Counterpoint: horror is the defining genre of our times and its stories are essential means of assimilating and coping with impossible truths.
The responses so far deal only with the surface level of the stories—gore, violence, harshness—none of which are intrinsic to horror per se. Horror is about survival, about living in the face of death. A horror story takes you by the hand, leads you down to the darkest places, and brings you back. It shows you that you have nothing to fear but fear itself.
Let me share my background. Years ago I researched mythology in Buddhism. Joseph Campbell showed that the life of the Buddha was told using the standard tropes of the Hero journey. At its simplest:
- the Hero leaves home on a quest
- they overcome difficulties in the wilderness
- they return home to share the bounty they gained
Campbell argues that the “bounty” is, in a Jungian sense, self-knowledge, at least metaphorically; in the Buddha’s case this metaphor is on the surface.
It occurred to me that this is all rather blokey. Leaving family, fighting monsters, all that. What is the equivalent women’s story?
That question led me ultimately to Marina Warner’s From the Beast to the Blonde, which centered a genre of women’s story that I came to realize is the essential counterpart to the Hero journey.
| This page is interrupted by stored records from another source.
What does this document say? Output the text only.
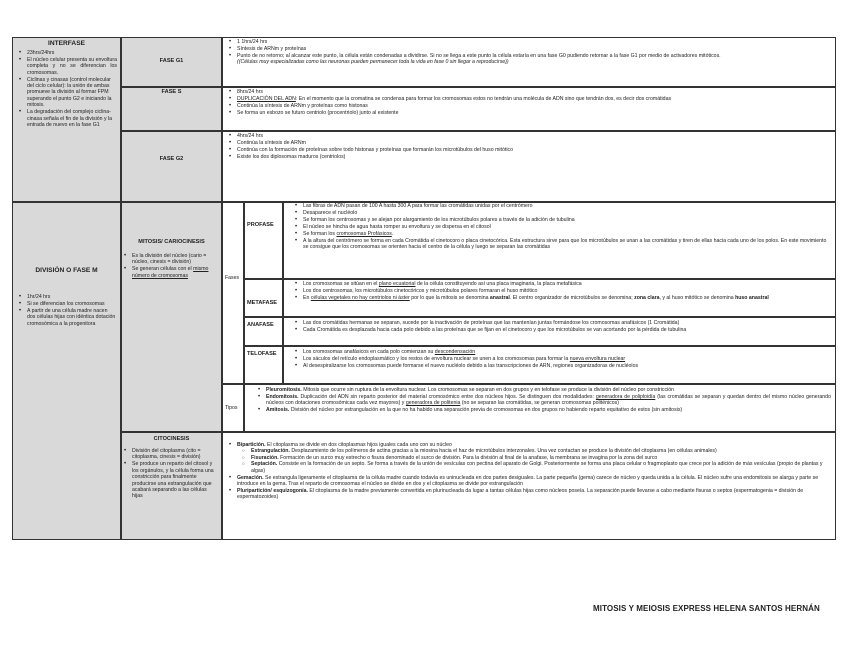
INTERFASE
• 23hrs/24hrs
• El núcleo celular presenta su envoltura completa y no se diferencian los cromosomas.
• Ciclinas y cinasas (control molecular del ciclo celular): la unión de ambas promueve la división al formar FPM superando el punto G2 e iniciando la mitosis.
• La degradación del complejo ciclina-cinasa señala el fin de la división y la entrada de nuevo en la fase G1
FASE G1
• 1 1hrs/24 hrs
• Síntesis de ARNm y proteínas
• Punto de no retorno; al alcanzar este punto, la célula están condenadas a dividirse. Si no se llega a este punto la célula estaría en una fase G0 pudiendo retornar a la fase G1 por medio de activadores mitóticos.
((Células muy especializadas como las neuronas pueden permanecer toda la vida en fase 0 sin llegar a reproducirse))
FASE S	• 8hrs/24 hrs
• DUPLICACIÓN DEL ADN: En el momento que la cromatina se condensa para formar los cromosomas estos no tendrán una molécula de ADN sino que tendrán dos, es decir dos cromátidas
• Continúa la síntesis de ARNm y proteínas como histonas
• Se forma un esbozo se futuro centriolo (procentriolo) junto al existente
FASE G2
• 4hrs/24 hrs
• Continúa la síntesis de ARNm
• Continúa con la formación de proteínas sobre todo histonas y proteínas que formarán los microtúbulos del huso mitótico
• Existe los dos diplosomas maduros (centriolos)
DIVISIÓN O FASE M
• 1hr/24 hrs
• Si se diferencian los cromosomas
• A partir de una célula madre nacen dos células hijas con idéntica dotación cromosómica a la progenitora
MITOSIS/ CARIOCINESIS
• Es la división del núcleo (cario = núcleo, cinesis = división)
• Se generan células con el mismo número de cromosomas	Fases
Tipos
PROFASE
• Las fibras de ADN pasan de 100 A hasta 300 A para formar las cromátidas unidas por el centrómero
• Desaparece el nucléolo
• Se forman los centrosomas y se alejan por alargamiento de los microtúbulos polares a través de la adición de tubulina
• El núcleo se hincha de agua hasta romper su envoltura y se dispersa en el citosol
• Se forman los cromosomas Profásicos.
• A la altura del centrómero se forma en cada Cromátida el cinetocoro o placa cinetocórica. Esta estructura sirve para que los microtúbulos se unan a las cromátidas y tiren de ellas hacia cada uno de los polos. En este movimiento se consigue que los cromosomas se orienten hacia el centro de la célula y luego se separan las cromátidas
METAFASE
• Los cromosomas se sitúan en el plano ecuatorial de la célula constituyendo así una placa imaginaria, la placa metafásica
• Los dos centrosomas, los microtúbulos cinetocóricos y microtúbulos polares formaran el huso mitótico
• En células vegetales no hay centriolos ni áster por lo que la mitosis se denomina anastral. El centro organizador de microtúbulos se denomina; zona clara, y al huso mitótico se denomina huso anastral
ANAFASE	• Las dos cromátidas hermanas se separan, sucede por la inactivación de proteínas que las mantenían juntas formándose los cromosomas anafásicos (1 Cromátida)
• Cada Cromátida es desplazada hacia cada polo debido a las proteínas que se fijan en el cinetocoro y que los microtúbulos se van acortando por la pérdida de tubulina
TELOFASE	• Los cromosomas anafásicos en cada polo comienzan su descondensación
• Los sáculos del retículo endoplasmático y los restos de envoltura nuclear se unen a los cromosomas para formar la nueva envoltura nuclear
• Al desespiralizarse los cromosomas puede formarse el nuevo nucléolo debido a las transcripciones de ARN, regiones organizadoras de nucléolos
• Pleuromitosis. Mitosis que ocurre sin ruptura de la envoltura nuclear. Los cromosomas se separan en dos grupos y en telofase se produce la división del núcleo por constricción
• Endomitosis. Duplicación del ADN sin reparto posterior del material cromosómico entre dos núcleos hijos. Se distinguen dos modalidades: generadora de poliploidía (las cromátidas se separan y quedan dentro del mismo núcleo generando núcleos con dotaciones cromosómicas cada vez mayores) y generadora de politenia (no se separan las cromátidas, se generan cromosomas politénicos)
• Amitosis. División del núcleo por estrangulación en la que no ha habido una separación previa de cromosomas en dos grupos no habiendo reparto equitativo de estos (sin amitosis)
CITOCINESIS
• División del citoplasma (cito = citoplasma, cinesis = división)
• Se produce un reparto del citosol y los orgánulos, y la célula forma una constricción para finalmente producirse una estrangulación que acabará separando a las células hijas
• Bipartición. El citoplasma se divide en dos citoplasmas hijos iguales cada uno con su núcleo
○ Estrangulación. Desplazamiento de los polímeros de actina gracias a la miosina hacia el haz de microtúbulos interzonales. Una vez contactan se produce la división del citoplasma (en células animales)
○ Fisuración. Formación de un surco muy estrecho o fisura denominado el surco de división. Para la división al final de la anafase, la membrana se invagina por la zona del surco
○ Septación. Consiste en la formación de un septo. Se forma a través de la unión de vesículas con pectina del aparato de Golgi. Posteriormente se forma una placa celular o fragmoplasto que crece por la adición de más vesículas (propio de plantas y algas)
• Gemación. Se estrangula ligeramente el citoplasma de la célula madre cuando todavía es uninucleada en dos partes desiguales. La parte pequeña (gema) carece de núcleo y queda unida a la célula. El núcleo sufre una endomitosis se alarga y parte se introduce en la gema. Tras el reparto de cromosomas el núcleo se divide en dos y el citoplasma se divide por estrangulación
• Pluripartición/ esquizogonía. El citoplasma de la madre previamente convertida en plurinucleada da lugar a tantas células hijas como núcleos poseía. La separación puede llevarse a cabo mediante fisuras o septos (espermatogenia = división de espermatozoides)
MITOSIS Y MEIOSIS EXPRESS HELENA SANTOS HERNÁN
The clearest examples is Beauty and the Beast.
In these stories, a female protagonist encounters a monster, not by leaving home, but by staying home: the hairy beast in the bedroom. The stories reflect women’s desires, fears, and dangers, and how they negotiate to be able to live in an environment where they are physically vulnerable even at home. Unlike the hero’s story, these women do not win a prize: they simply live. They survive. The heroine is the final girl, the one who gets out alive.
In modern genres, this spectrum of stories has evolved, on the one hand, to the “princess” fairy tales of Disney; and also to the romance and romcom genres; but the darker tales we call “horror”, of which the ur-text is Bluebeard (shudder).
One of the fascinating details that this led me to discover was that in certain Jataka stories these two cycles are combined, where the woman’s story is expressed in a dream that creates an unstoppable desire (dohala), which in turn sets in motion the whole journey of the Hero. This story cycle influenced my Dreams of Bhadda, especially in her last dream, that of the Golden Eagle.
Turning to the present day, it seems to me that the Hero myth has fallen into decadence, for the simple reason that there is no more wilderness. There is no unknown “out there” in which to venture. It’s all on Google Maps. It’s all polluted with plastic. The only true “out there” is space, the “final frontier”; but space is dead and cold and black, and those who dream of dominion over it are madmen.
With the loss of the wilderness, everywhere is now “in here”. We live in a domesticated world. That means that whenever you hear the phone ring, it’s coming from inside the house.
Horror stories teach us to survive in a world where death cannot be escaped even in one’s own home. And that means everywhere.
A study showed that fans of horror movies were able to cope better psychologically during the pandemic. People were all sitting inside going mad, but horror fans were going mad a little slower, and that’s not nothing.
I wrote The Harbingers as a Buddhist horror story to help cope with climate despair.